They say great ideas have three phases: first, they’re ludicrous, then they’re wrong and finally they’re obvious

The late James Nisbet’s invention of the elemental cost plan followed that trajectory fairly closely. These days, it is essential to any complex building: it enables the project team to have a disciplined conversation about cost, it makes benchmarking possible by making similar but different buildings comparable, and it allows anything with a cost implication to be related back to a single document. In other words, it’s completely obvious. The weird thing is that this never struck anyone before.

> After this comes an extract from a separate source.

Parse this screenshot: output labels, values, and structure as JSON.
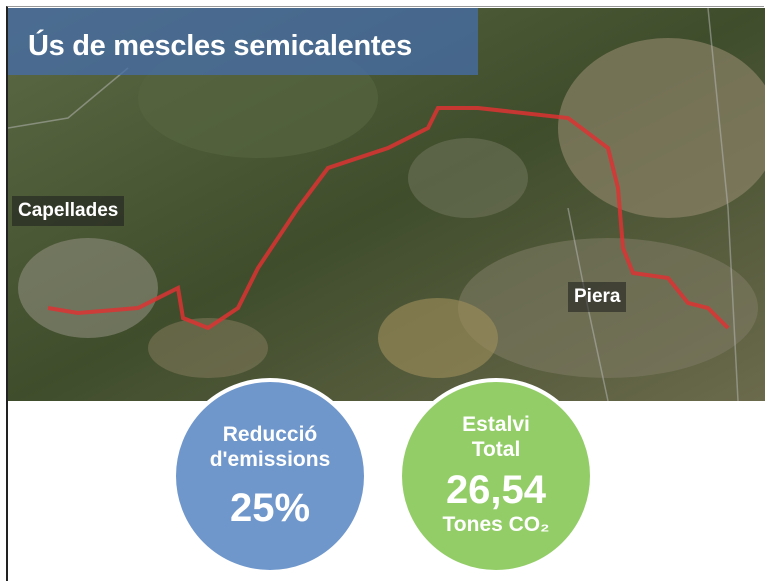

As our obituary of Nisbet recalls, the RICS greeted the proposal with outrage and formed a committee to strangle the baby at birth; after that failed, the idea spread rapidly through the UK industry and shortly afterwards conquered the world. Ironically, the RICS’ Building Cost Information Service became the true inheritor of Nisbet’s legacy, and Joe Martin, its executive director, points out that nobody in any country had thought of it before.

One reason Nisbet is remembered so fondly by so many QSs is that the cost plan transformed their role from that of a measurer to a manager. Before it, the QS’ job was to cost a design by taking the architect’s drawings and calculating a bill of quantities. After it, the architect’s job was to design to the cost that the QS had laid down. This put the profession next to the client, and made them into the figures of awe and terror we know so well today.

The reason Nisbet’s idea was taken up so quickly was that the government in the fifties and sixties was engaged in a grand expansion of public services just as novel technologies were coming into general use. All those schools, universities and hospitals with their cladding systems, prefabricated modules and complex services would have been all but impossible to cost in the old way. What’s more, the work was taking place against a background of regular stirling crises and stop–go public spending. The elemental cost plan played an invaluable role in making what money there was go as far as it could.

Clients believe, reasonably enough, that prices fall in a recession, sometimes by as much as 30% in three years, and are quite prepared to shop around until they find a QS that agrees

These days, we’re in the process of replacing or renewing those early Welfare State buildings against a considerably darker economic background, and sadly the limitations of Nisbet’s excellent invention are only too apparent.

The reason is that a cost plan is only as useful as the information that is fed into it is accurate, and there’s little consensus about how much the factors of production will cost in a year or so’s time.

Clients believe, reasonably enough, that prices must fall in a recession, and some are projecting a drop of 30% over the next three years. Unfortunately, these developers, departments, agencies and councils are quite prepared to shop around until they find a QS that agrees with them and draws up a cost plan accordingly. The contractors are, equally reasonably, terrified of tying themselves into a three-year project based on those cost assumptions. For one thing, there are some surprising signs that housebuilders are dehibernating, which will tend to bid up the price of labour just as the last Pole arrives back in Warsaw. For another, there is extraordinary volatility in the prices of energy, basic raw materials and the pound. The result is that unless both sides are prepared to compromise on what constitutes a guaranteed maximum price, both will lose out. Now that really is obvious.